In Corona-Zeiten ist man ja mehr als einem lieb ist, zu Hause. Die Abende sind klar durchstrukturiert. Bevor in der ZDF „heute“ die realen Morde und andere Katstrophen gezeigt werden, läuft am Montag Soko München, Dienstag Soko Köln, Mittwoch Soko Wismar, Donnerstag Soko Stuttgart, Freitag Soko Kitzbühel. Samstag Soko Wien. Im neuen Jahr muss ich mich an neue Abläufe gewöhnen. Die Soko München wird eingestellt. Heute Abend läuft in Spielfilm-länge – da mache ich mal eine Ausnahme – die letzte Folge um 20.15 Uhr im ZDF. Gestartet 1978 als Soko 5113 ist nach 673 Folgen in 46 Staffeln jetzt Schluss.

„Zur Modernisierung des Programmangebots gehört die Entwicklung von Neuem, aber auch der Abschied von liebgewonnenen Formaten“, so begründete ZDF-Programmdirektor Dr. Norbert Himmler die Einstellung der Serie. Warum muss ich mir von so einem Programm-Fuzzi vorschreiben lassen, von Liebgewonnenem verabschieden zu müssen? OK, ist dann eben so. Gefüllt wird die Programmlücke von den Sokos Hamburg und Potsdam, von denen schon einige Folgen liefen, die mich aber, ehrlich gesagt, nicht besonders überzeugt haben. Was Hamburg betrifft, sehe ich mir lieber die alten Folgen des Großstadtreviers im Jan Fedder an. Apropos: „Jan Fedder – Was bleibt“ NDR Mittwoch, 30.12.2020, 20:15 Uhr.
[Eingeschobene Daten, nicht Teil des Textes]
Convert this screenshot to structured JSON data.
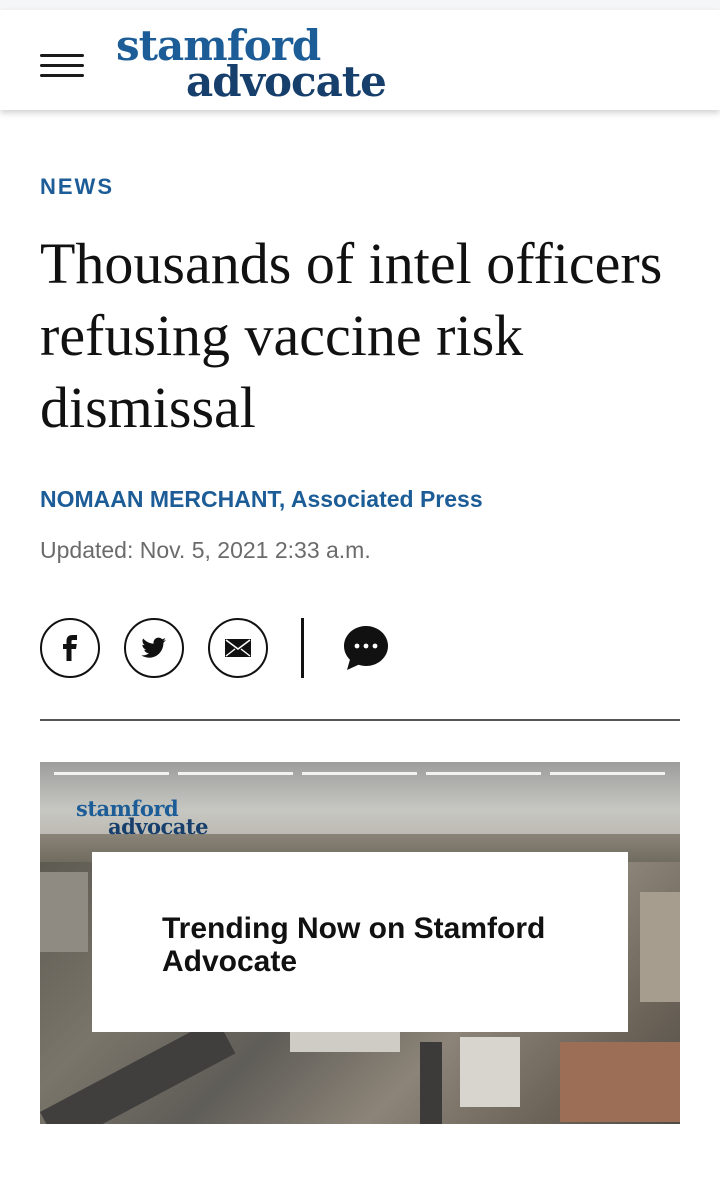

Und anschließend „Neues aus Büttenwarder“. Die 92ste Folge, „Der Tod ist ein sturer Arsch“, beschäftigt sich mit dem Tod von Kurt Brakelmann alias Jan Fedder.

Seit 1997 spielten Peter Heinrich Brix als Adsche Tönnsen und Jan Fedder als Kurt Brakelmann die beiden kauzigen Typen aus einem kleinen Dorf irgendwo im Norden. Als Schauplatz dient ein Gasthof im schleswig-holsteinischen Grönwohld. Die Serie geht weiter, u.a. mit Axel Milberg. Gut und schön, aber Jan Fedder fehlt in Büttenwarder wie im Großstadtrevier. Manche Charaktere sind eben nicht zu ersetzen.

Zurück zu den Krimis. Die Soko Kitzbühel wird auch eingestellt. Demnächst soll etwas Neues aus Österreich kommen. Bis dahin laufen am Samstag Wiederholungen. Über Wismar, Stuttgart und Köln sind keine Nachrichten über eine mögliche Einstellung bekannt. Ab 8. Januar gibt es freitags neue Folgen der Soko Wien. Das Morden geht weiter.